Hong Kong Soars to Record Profit in First Half

The Luckin Coffee scandal, along with rising trade tensions and threat of delisting, have helped Hong Kong lure in more Chinese listings.

Anthony Russo
    Aug 19, 2020 7:15 AM  PT
Hong Kong Soars to Record Profit in First Half
author: Anthony Russo   

Hong Kong Exchanges and Clearing Ltd. (HKEX) posted record first-half profit Wednesday thanks to the high traffic from U.S.-listed Chinese companies and tech giants.

The HKEX said today that in the first six months of 2020 its profit rose 1% to HK$5.23 billion ($675 million), or HK$4.15 per share. The results surpassed estimates of $HK4.9 billion, according to analysts polled by Bloomberg. As trading and settlement fees rose due to surging market turnover, core business revenue hit HK$7.94 in the first half, up 13% from a year earlier. 
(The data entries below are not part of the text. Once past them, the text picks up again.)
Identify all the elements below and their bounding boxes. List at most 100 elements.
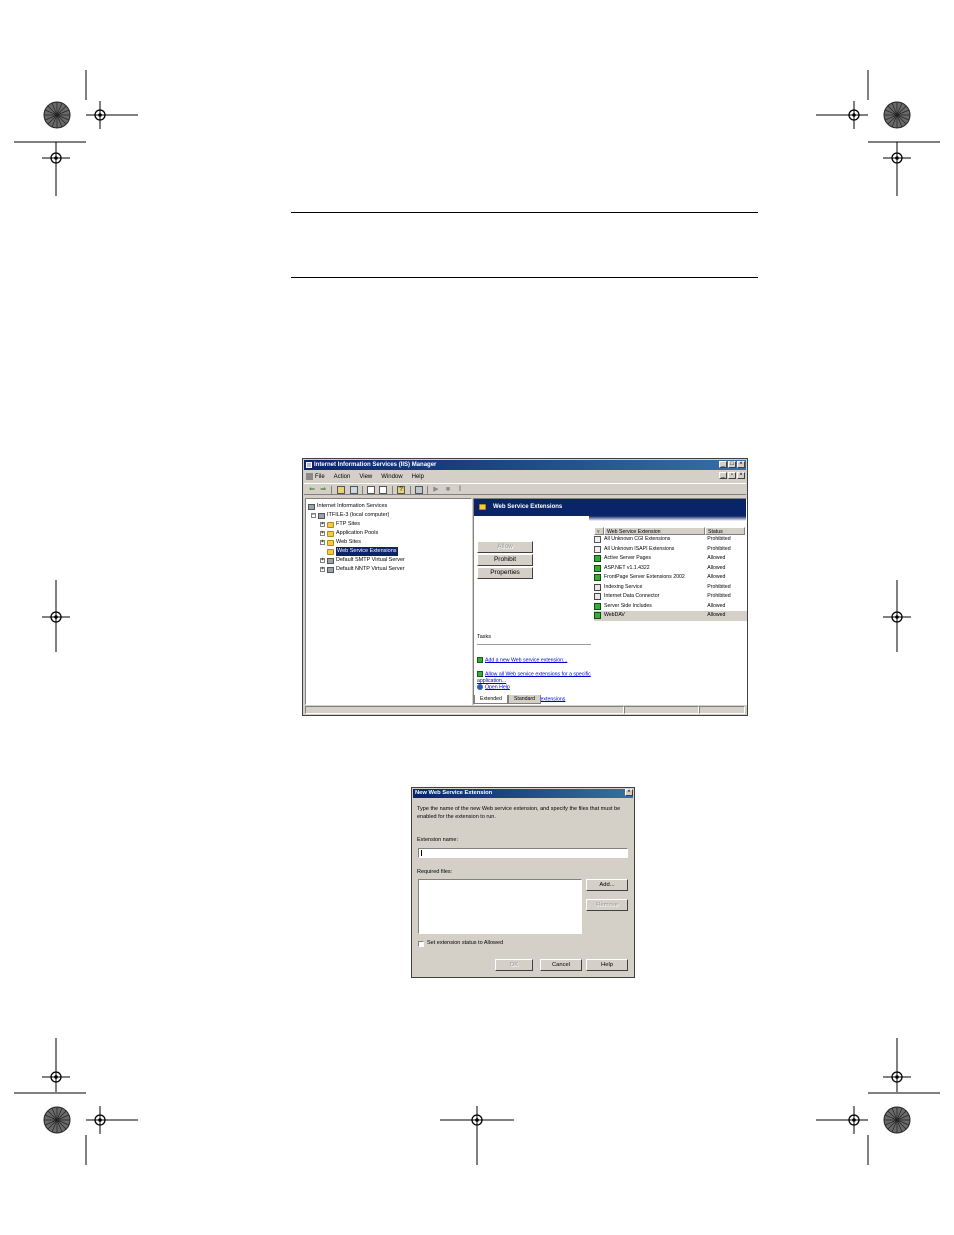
cancel-button[interactable]: Cancel: [540, 959, 582, 971]
allow-button[interactable]: Allow: [477, 541, 533, 553]
menu-window[interactable]: Window: [381, 474, 402, 480]
mdi-close-button[interactable]: ×: [737, 472, 745, 479]
tree-item-application-pools[interactable]: + Application Pools: [320, 529, 378, 538]
mdi-restore-button[interactable]: ▫: [728, 472, 736, 479]
extension-status: Prohibited: [707, 593, 731, 599]
details-pane: Web Service Extensions Allow Prohibit Pr…: [473, 498, 747, 705]
tree-item-web-sites[interactable]: + Web Sites: [320, 538, 361, 547]
extension-name: Internet Data Connector: [604, 593, 660, 599]
extension-status: Allowed: [707, 574, 726, 580]
expand-icon[interactable]: +: [320, 540, 325, 545]
task-add-extension[interactable]: Add a new Web service extension...: [477, 657, 595, 664]
expand-icon[interactable]: +: [320, 567, 325, 572]
extension-allowed-icon: [594, 574, 601, 582]
tab-standard[interactable]: Standard: [507, 695, 541, 704]
menu-action[interactable]: Action: [334, 474, 351, 480]
filter-icon: [594, 536, 601, 544]
table-row[interactable]: Active Server Pages Allowed: [594, 554, 747, 564]
table-row[interactable]: Server Side Includes Allowed: [594, 602, 747, 612]
ok-button[interactable]: OK: [495, 959, 533, 971]
remove-file-button[interactable]: Remove: [586, 899, 628, 911]
extension-status: Prohibited: [707, 545, 731, 552]
extension-name: All Unknown CGI Extensions: [604, 536, 671, 542]
close-button[interactable]: ×: [737, 461, 745, 468]
extension-allowed-icon: [594, 612, 601, 620]
allowed-checkbox-label[interactable]: Set extension status to Allowed: [427, 940, 503, 946]
table-row[interactable]: FrontPage Server Extensions 2002 Allowed: [594, 573, 747, 583]
menu-view[interactable]: View: [359, 474, 372, 480]
extension-name-label: Extension name:: [417, 837, 458, 843]
table-row[interactable]: Internet Data Connector Prohibited: [594, 592, 747, 602]
up-folder-icon[interactable]: [337, 486, 345, 494]
extension-status: Allowed: [707, 555, 726, 561]
tree-item-web-service-extensions[interactable]: Web Service Extensions: [327, 547, 398, 556]
tree-item-ftp-sites[interactable]: + FTP Sites: [320, 520, 360, 529]
sort-icon[interactable]: ▿: [594, 527, 604, 535]
prohibit-button[interactable]: Prohibit: [477, 554, 533, 566]
help-button[interactable]: Help: [586, 959, 628, 971]
column-header-status[interactable]: Status: [705, 527, 745, 535]
computer-icon[interactable]: [415, 486, 423, 494]
tree-item-smtp-server[interactable]: + Default SMTP Virtual Server: [320, 556, 405, 565]
required-files-list[interactable]: [418, 879, 582, 934]
iis-icon: [308, 503, 315, 510]
table-row[interactable]: ASP.NET v1.1.4322 Allowed: [594, 564, 747, 574]
export-list-icon[interactable]: [379, 486, 387, 494]
folder-icon: [327, 539, 334, 546]
expand-icon[interactable]: +: [320, 558, 325, 563]
tree-item-nntp-server[interactable]: + Default NNTP Virtual Server: [320, 565, 405, 574]
extension-name-input[interactable]: [418, 848, 628, 858]
window-title: Internet Information Services (IIS) Mana…: [314, 462, 437, 468]
show-hide-tree-icon[interactable]: [350, 486, 358, 494]
extension-status: Prohibited: [707, 536, 731, 542]
mmc-icon: [306, 473, 313, 480]
computer-node-icon: [318, 512, 325, 519]
extension-prohibited-icon: [594, 593, 601, 601]
extension-name: WebDAV: [604, 612, 625, 618]
back-icon[interactable]: ⇐: [308, 486, 316, 494]
toolbar: ⇐ ⇒ ? ▶ ■ ‖: [304, 483, 746, 495]
pause-icon[interactable]: ‖: [456, 486, 464, 494]
maximize-button[interactable]: □: [728, 461, 736, 468]
properties-button[interactable]: Properties: [477, 567, 533, 579]
extension-name: All Unknown ISAPI Extensions: [604, 545, 675, 552]
column-header-extension[interactable]: Web Service Extension: [604, 527, 705, 535]
properties-icon[interactable]: [367, 486, 375, 494]
folder-icon: [327, 548, 334, 555]
minimize-button[interactable]: _: [719, 461, 727, 468]
folder-icon: [479, 504, 486, 510]
table-row[interactable]: All Unknown ISAPI Extensions Prohibited: [594, 545, 747, 555]
extension-allowed-icon: [594, 564, 601, 572]
allowed-checkbox[interactable]: [418, 941, 424, 947]
stop-icon[interactable]: ■: [444, 486, 452, 494]
task-open-help[interactable]: Open Help: [477, 684, 595, 691]
status-bar: [305, 706, 745, 714]
console-tree: Internet Information Services − ITFILE-3…: [305, 498, 472, 705]
tasks-label: Tasks: [477, 634, 492, 640]
dialog-close-button[interactable]: ×: [625, 789, 633, 796]
expand-icon[interactable]: +: [320, 531, 325, 536]
help-info-icon: [477, 684, 483, 690]
nntp-server-icon: [327, 566, 334, 573]
add-file-button[interactable]: Add...: [586, 879, 628, 891]
table-row[interactable]: Indexing Service Prohibited: [594, 583, 747, 593]
tree-root[interactable]: Internet Information Services: [308, 502, 387, 511]
mdi-minimize-button[interactable]: _: [719, 472, 727, 479]
iis-manager-window: Internet Information Services (IIS) Mana…: [302, 458, 748, 716]
forward-icon[interactable]: ⇒: [319, 486, 327, 494]
start-icon[interactable]: ▶: [432, 486, 440, 494]
top-rule: [291, 212, 758, 213]
help-icon[interactable]: ?: [397, 486, 405, 494]
menu-file[interactable]: File: [315, 474, 325, 480]
tree-computer[interactable]: − ITFILE-3 (local computer): [311, 511, 389, 520]
menu-help[interactable]: Help: [412, 474, 424, 480]
required-files-label: Required files:: [417, 869, 453, 875]
collapse-icon[interactable]: −: [311, 513, 316, 518]
extension-status: Allowed: [707, 602, 726, 609]
table-row[interactable]: WebDAV Allowed: [594, 611, 747, 621]
dialog-title: New Web Service Extension: [413, 789, 633, 798]
folder-icon: [327, 530, 334, 537]
tab-extended[interactable]: Extended: [474, 695, 508, 704]
table-row[interactable]: All Unknown CGI Extensions Prohibited: [594, 535, 747, 545]
expand-icon[interactable]: +: [320, 522, 325, 527]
The interest could be attributed in part to the escalated tensions between Washington and Beijing and the Luckin Coffee Inc. (OTC: LKNCY) scandal, which left U.S. investors wary of Chinese stocks. In addition, Alibaba's secondary offering in Hong Kong in November 2019 lured other U.S.-listed Chinese giants to do the same.

"The growing trend of U.S.-listed Chinese companies seeking secondary listings on the exchange has brought, and will continue to bring, diversity and vibrancy to Hong Kong's capital markets," Laura Cha, the HKEX chairman said in a filing today. 

The big secondary listings were carried out by gaming titan NetEase, Inc. (Nasdaq: NTES; HKEX: 09999) and online retail titan JD.com Inc. (Nasdaq: JD; HKEX: 09618), which together raised around $6.6 billion in the city. 

Meanwhile, more big listings are on the way, including Alibaba Group's (NYSE: BABA; HKEX: 09988) fintech arm Ant Group's anticipated IPO, which could fetch a massive $10 billion. Another U.S.-listed firm, fast-food giant Yum China Holdings Inc. (NYSE: YUMC), recently confidentially filed for a $2 billion secondary offering in the city.

"HKEX's outlook remains positive in the second half as it is expected more US-listed tech firms will opt for listing in Hong Kong or Shanghai amid the political tension between the US and China," Kenny Ng Lai-yin, a securities strategist at Everbright Sun Hung Kai said, as cited by The South China Morning Post.

Last week, U.S Treasury Secretary Steven Mnuchin issued a warning saying that Chinese firms listed on American bourses will be mandated to abide by U.S. auditing standards by 2022.